For a short introduction to smartics Exceptions please refer to our blog post What is smartics-exceptions all about?.

Quick and Dirty

Here is a code sippet that creates an instance of a service via Java’s ServiceLoader:

public final T create() throws ResourceException {
  final Iterator<T> iterator = ServiceLoader.load(type).iterator();
 
  final StringBuilder buffer = new StringBuilder(64);
  T instance = null;
  while (iterator.hasNext()) {
    try {
      if (instance != null) {
        final String implementation = 
          iterator.next().getClass().getName();
        buffer
          .append("\nDuplicated implementation rejected: ")
          .append(implementation);
        continue;
      }
 
      instance = iterator.next();
    }
    catch (final ServiceConfigurationError e) {
      buffer
        .append("\nError encountered: ")
        .append(e.getMessage());
    }
  }
 
  if (buffer.length() > 0) {
    LOG.warn(
     "Problems encountered while fetching implementations of '"
      + type.getName() + "':" + buffer);
  }
 
  if (instance == null) {
    throw new ResourceException(
      "Cannot create instance of implementation of '" 
      + type.getName() + "'.");
  }
 
  return instance;
}

The implementation is straight forward: text messages are coded as string literals for logging (LOG.warn(...)) and providing information about an exception context (throw new ResourceException(...)).

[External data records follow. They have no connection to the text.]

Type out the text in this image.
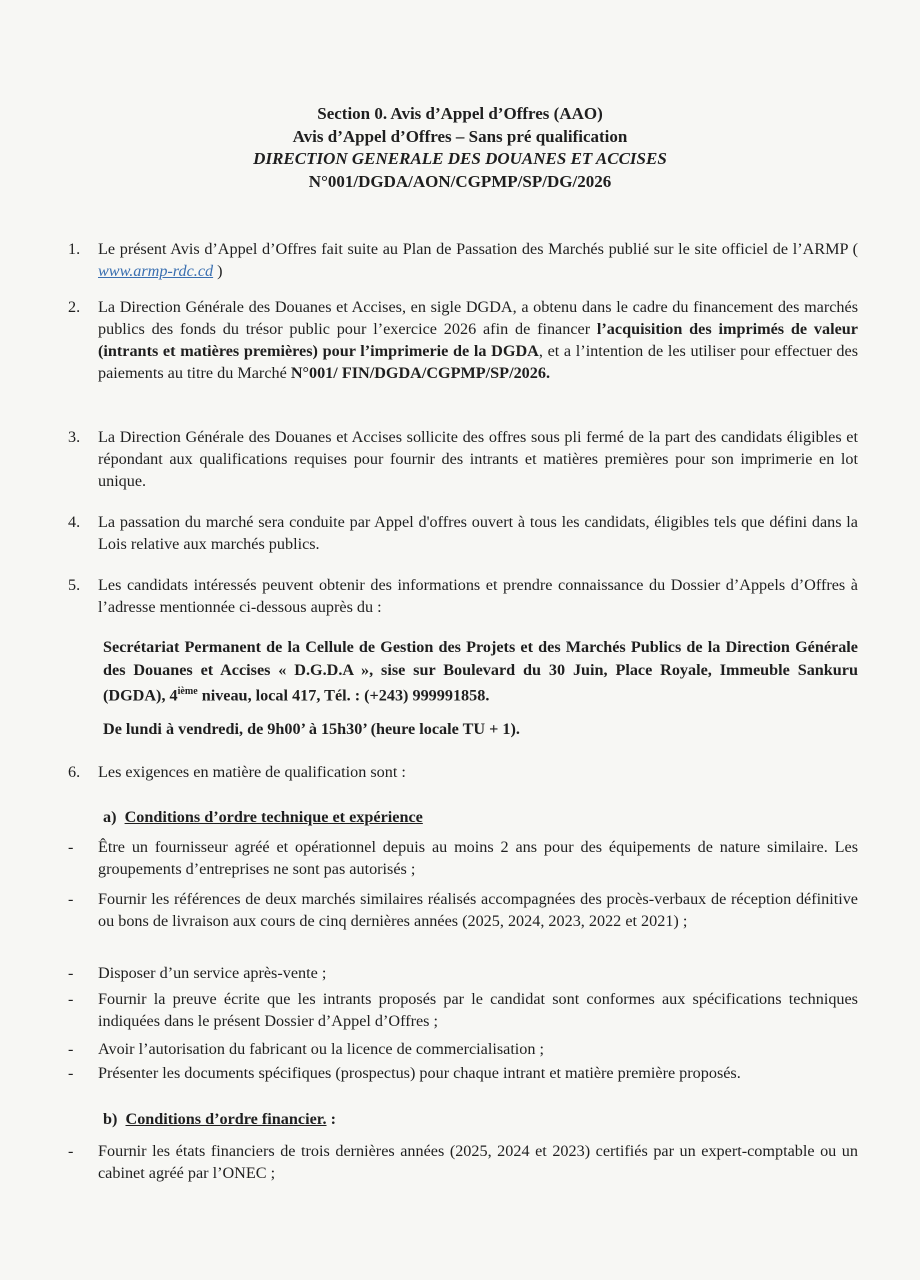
Section 0. Avis d’Appel d’Offres (AAO)
Avis d’Appel d’Offres – Sans pré qualification
DIRECTION GENERALE DES DOUANES ET ACCISES
N°001/DGDA/AON/CGPMP/SP/DG/2026
1. Le présent Avis d’Appel d’Offres fait suite au Plan de Passation des Marchés publié sur le site officiel de l’ARMP ( www.armp-rdc.cd )
2. La Direction Générale des Douanes et Accises, en sigle DGDA, a obtenu dans le cadre du financement des marchés publics des fonds du trésor public pour l’exercice 2026 afin de financer l’acquisition des imprimés de valeur (intrants et matières premières) pour l’imprimerie de la DGDA, et a l’intention de les utiliser pour effectuer des paiements au titre du Marché N°001/ FIN/DGDA/CGPMP/SP/2026.
3. La Direction Générale des Douanes et Accises sollicite des offres sous pli fermé de la part des candidats éligibles et répondant aux qualifications requises pour fournir des intrants et matières premières pour son imprimerie en lot unique.
4. La passation du marché sera conduite par Appel d'offres ouvert à tous les candidats, éligibles tels que défini dans la Lois relative aux marchés publics.
5. Les candidats intéressés peuvent obtenir des informations et prendre connaissance du Dossier d’Appels d’Offres à l’adresse mentionnée ci-dessous auprès du :
Secrétariat Permanent de la Cellule de Gestion des Projets et des Marchés Publics de la Direction Générale des Douanes et Accises « D.G.D.A », sise sur Boulevard du 30 Juin, Place Royale, Immeuble Sankuru (DGDA), 4ième niveau, local 417, Tél. : (+243) 999991858.
De lundi à vendredi, de 9h00’ à 15h30’ (heure locale TU + 1).
6. Les exigences en matière de qualification sont :
a) Conditions d’ordre technique et expérience
- Être un fournisseur agréé et opérationnel depuis au moins 2 ans pour des équipements de nature similaire. Les groupements d’entreprises ne sont pas autorisés ;
- Fournir les références de deux marchés similaires réalisés accompagnées des procès-verbaux de réception définitive ou bons de livraison aux cours de cinq dernières années (2025, 2024, 2023, 2022 et 2021) ;
- Disposer d’un service après-vente ;
- Fournir la preuve écrite que les intrants proposés par le candidat sont conformes aux spécifications techniques indiquées dans le présent Dossier d’Appel d’Offres ;
- Avoir l’autorisation du fabricant ou la licence de commercialisation ;
- Présenter les documents spécifiques (prospectus) pour chaque intrant et matière première proposés.
b) Conditions d’ordre financier. :
- Fournir les états financiers de trois dernières années (2025, 2024 et 2023) certifiés par un expert-comptable ou un cabinet agréé par l’ONEC ;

To move these text messages to resource bundles, smartics Exceptions can help.

Using smartics-exceptions

The code using smartics-exceptions is like this:

public final T create() throws ResourceException {
  final Iterator<T> iterator = ServiceLoader.load(type).iterator();
 
  final TypeProblemMessageBean.Builder builder =
    new TypeProblemMessageBean.Builder().with(type);
  T instance = null;
  while (iterator.hasNext()) {
    try {
      if (instance != null) {
        final String implementation = 
          iterator.next().getClass().getName();
        builder.withDuplicate(implementation);
        continue;
      }
 
      instance = iterator.next();
    }
    catch (final ServiceConfigurationError e) {
      builder.withError(e.getMessage());
    }
  }
 
  if (builder.hasReportedProblems()) {
    LOG.warn(builder.toMessage());
  }
 
  if (instance == null) {
    throw new ResourceException(new TypeProblemMessageBean(type));
  }
 
  return instance;
}

As you can see the code uses a message bean implementation to collect information about a logging event. The same implementation is used to provide information to a raised exception.

Moving the texts out of the code requires some more work than shown in the above snippet. You have to write a message bean implementation (in this case even with a builder that replaces the string buffer from the quick and dirty example) and add the resource bundle. Please refer to Message-based I18N exceptions for details on this.